The Fleeting Ends are a rock band from Philadelphia, PA. The band consists of Matt Vantine (vocals, guitar), Lauren Davish (vocals, tambourine), Andrew Leingang (drums), Jim Ronca (keys), and Tim Ferguson (bass). Their sound has been described as "upbeat and poppy"  with an emphasis on two part vocal harmonies and catchy hooks.

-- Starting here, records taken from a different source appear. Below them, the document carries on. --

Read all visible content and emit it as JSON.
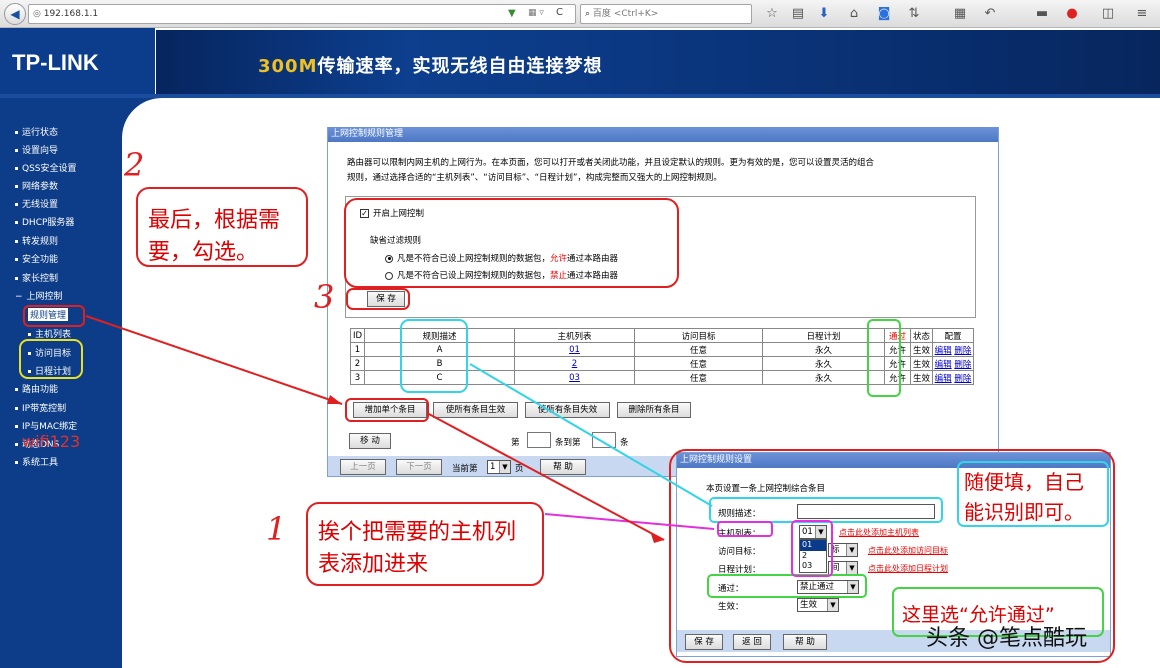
{
  "browser": {
    "url": "192.168.1.1",
    "search_placeholder": "百度 <Ctrl+K>"
  },
  "header": {
    "logo": "TP-LINK",
    "banner_highlight": "300M",
    "banner_rest": "传输速率，实现无线自由连接梦想"
  },
  "sidebar": {
    "items": [
      {
        "label": "运行状态"
      },
      {
        "label": "设置向导"
      },
      {
        "label": "QSS安全设置"
      },
      {
        "label": "网络参数"
      },
      {
        "label": "无线设置"
      },
      {
        "label": "DHCP服务器"
      },
      {
        "label": "转发规则"
      },
      {
        "label": "安全功能"
      },
      {
        "label": "家长控制"
      },
      {
        "label": "上网控制"
      },
      {
        "label": "规则管理"
      },
      {
        "label": "主机列表"
      },
      {
        "label": "访问目标"
      },
      {
        "label": "日程计划"
      },
      {
        "label": "路由功能"
      },
      {
        "label": "IP带宽控制"
      },
      {
        "label": "IP与MAC绑定"
      },
      {
        "label": "动态DNS"
      },
      {
        "label": "系统工具"
      }
    ],
    "overlay_text": "wifi123"
  },
  "panel": {
    "title": "上网控制规则管理",
    "desc_line1": "路由器可以限制内网主机的上网行为。在本页面，您可以打开或者关闭此功能，并且设定默认的规则。更为有效的是，您可以设置灵活的组合",
    "desc_line2": "规则，通过选择合适的“主机列表”、“访问目标”、“日程计划”，构成完整而又强大的上网控制规则。",
    "enable_label": "开启上网控制",
    "default_rule_label": "缺省过滤规则",
    "option1_a": "凡是不符合已设上网控制规则的数据包，",
    "option1_b": "允许",
    "option1_c": "通过本路由器",
    "option2_a": "凡是不符合已设上网控制规则的数据包，",
    "option2_b": "禁止",
    "option2_c": "通过本路由器",
    "save_label": "保 存",
    "table": {
      "headers": [
        "ID",
        "规则描述",
        "主机列表",
        "访问目标",
        "日程计划",
        "通过",
        "状态",
        "配置"
      ],
      "rows": [
        {
          "id": "1",
          "desc": "A",
          "host": "01",
          "target": "任意",
          "schedule": "永久",
          "pass": "允许",
          "status": "生效",
          "edit": "编辑",
          "del": "删除"
        },
        {
          "id": "2",
          "desc": "B",
          "host": "2",
          "target": "任意",
          "schedule": "永久",
          "pass": "允许",
          "status": "生效",
          "edit": "编辑",
          "del": "删除"
        },
        {
          "id": "3",
          "desc": "C",
          "host": "03",
          "target": "任意",
          "schedule": "永久",
          "pass": "允许",
          "status": "生效",
          "edit": "编辑",
          "del": "删除"
        }
      ]
    },
    "btn_add": "增加单个条目",
    "btn_enable_all": "使所有条目生效",
    "btn_disable_all": "使所有条目失效",
    "btn_delete_all": "删除所有条目",
    "btn_move": "移 动",
    "move_from": "第",
    "move_to": "条到第",
    "move_end": "条",
    "btn_prev": "上一页",
    "btn_next": "下一页",
    "current_page_label": "当前第",
    "current_page": "1",
    "page_suffix": "页",
    "btn_help": "帮 助"
  },
  "popup": {
    "title": "上网控制规则设置",
    "subtitle": "本页设置一条上网控制综合条目",
    "desc_label": "规则描述：",
    "host_label": "主机列表：",
    "host_value": "01",
    "host_options": [
      "01",
      "2",
      "03"
    ],
    "host_link": "点击此处添加主机列表",
    "target_label": "访问目标：",
    "target_value": "标",
    "target_link": "点击此处添加访问目标",
    "schedule_label": "日程计划：",
    "schedule_value": "间",
    "schedule_link": "点击此处添加日程计划",
    "pass_label": "通过：",
    "pass_value": "禁止通过",
    "status_label": "生效：",
    "status_value": "生效",
    "btn_save": "保 存",
    "btn_back": "返 回",
    "btn_help": "帮 助"
  },
  "annotations": {
    "num1": "1",
    "num2": "2",
    "num3": "3",
    "note2_line1": "最后，根据需",
    "note2_line2": "要，勾选。",
    "note1_line1": "挨个把需要的主机列",
    "note1_line2": "表添加进来",
    "note_cyan_line1": "随便填，自己",
    "note_cyan_line2": "能识别即可。",
    "note_green": "这里选“允许通过”",
    "watermark": "头条 @笔点酷玩"
  },
  "colors": {
    "brand_blue": "#0d3d88",
    "annotation_red": "#e02020",
    "annotation_cyan": "#33d4e8",
    "annotation_green": "#44d444",
    "annotation_magenta": "#e030e0",
    "annotation_yellow": "#e8e020"
  }
}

The band was first created in late 2008, by Vantine and former member Matt Amadio. Soon after, they entered Milkboy Studios and recorded a self-titled, full-length record with producer Tommy Joyner. In early 2010, they started rehearsing with bassist Russell Langley, who then joined the group. February of that year saw the band making their first television appearance on NBC's The 10 Show. In March, the band was invited to perform at the South By Southwest festival in Austin, Texas.  After a few more shows and a radio performance on Radio 104.5 WRFF, the band was chosen as one of four finalists in The Philadelphia Songwriters Project Contest.  This gained them spots on some local music festivals, as well as an opening slot for Fountains Of Wayne.

In 2011, the band recorded an EP and single, both at Milkboy Studios. The song "Deceiver" from their debut was featured in the indie film Lebanon, PA.  Another appearance on Radio 104.5 WRFF followed that summer.

In Spring 2012, the band entered Milkboy Studios yet again to record a new full-length record titled, Our Eyes Are Peeled, with Tommy Joyner. The record was finished later that year, and was released in 2013. Radio station WXPN featured the band as part of their Unlocked series at the end of the year in which they reviewed the record favorably.  The song "Elaine (Until Now)", from the album, was featured in the showtime series Shameless (U.S. TV series) (season 4).

After a several year hiatus, the band revamped in 2018 with a new lineup shortly after the release of “I Know You Lie 'Coz So Do I”, with new members Lauren Davish, Andrew Leingang, and Jim Ronca, in addition to founding frontman Matt Vantine. The new lineup has been working on new music and became active in the later part of 2018.